As part of its EU climate diplomacy, the EU also wishes to step up its engagement with the Government of Sierra Leone, with influencers and with the media as important multipliers to raise awareness on the need to protect the environment. The EU endeavors to support the essential role that media channels play in providing the public with accurate and factual information on domestic environmental issues, including on government policy and response as regards climate change and environmental degradation.
President of the Sierra Leone Association of Journalists, Ahmed Sahid Nasralla said: “As journalists we have the unique ability to help fast-track environment and climate change action through advocacy, education and raising awareness. But to be able to do all of that, we have to have the knowledge on this complex subject matter, involving complex facts, terminology and policy language. SLAJ therefore views this training as an effort towards helping journalists develop interest and acquire the knowledge to be able to report, comment, analyze, and influence policy decisions on the environment and climate change issues. And we thank the EU for that”.
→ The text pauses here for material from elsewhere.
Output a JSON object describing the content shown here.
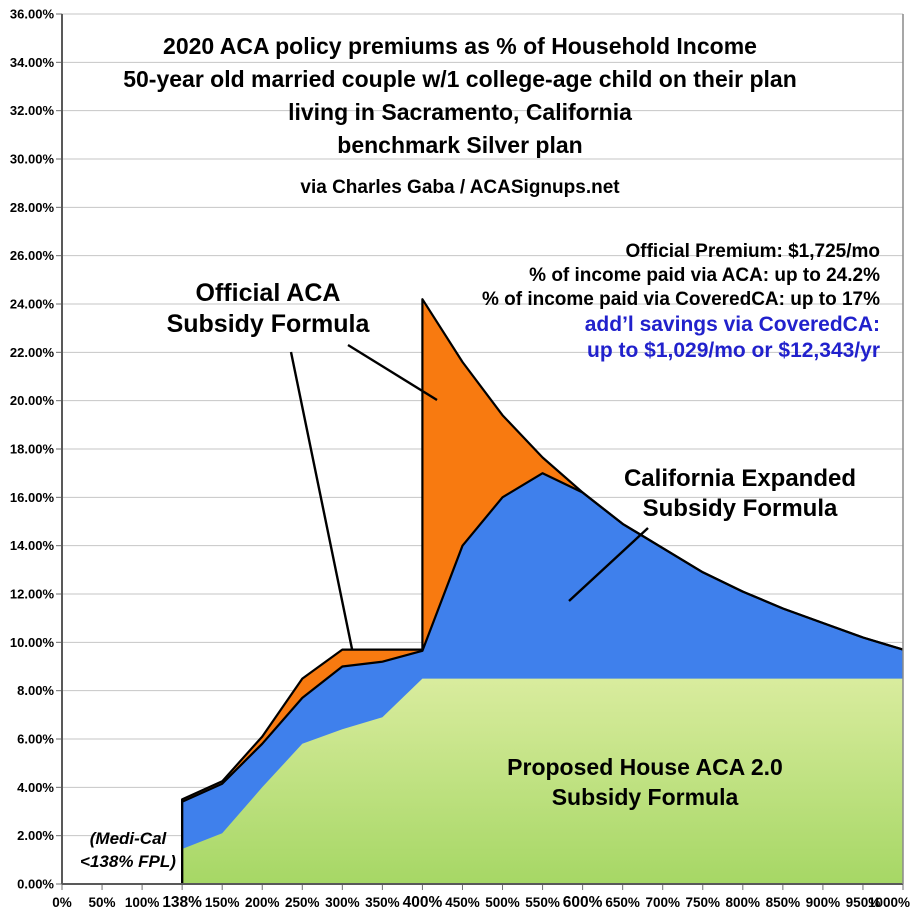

Head of European Union Delegation in Sierra Leone, Ambassador Tom Vens said: “Sierra Leone has been identified as the third most vulnerable country to face the severe consequences of climate change. They are a result of manmade and also natural causes. EU recognizes the critical role of the media in disseminating information for the wider public to take appropriate measures, particularly on climate change and environmental issues. The media dos not only have a responsibility to report disasters but also to improve transparency and accountability around environmental issues, and help ensure that policies are implemented to guaranty the protection of our people their livelihoods and the safety of our environment.”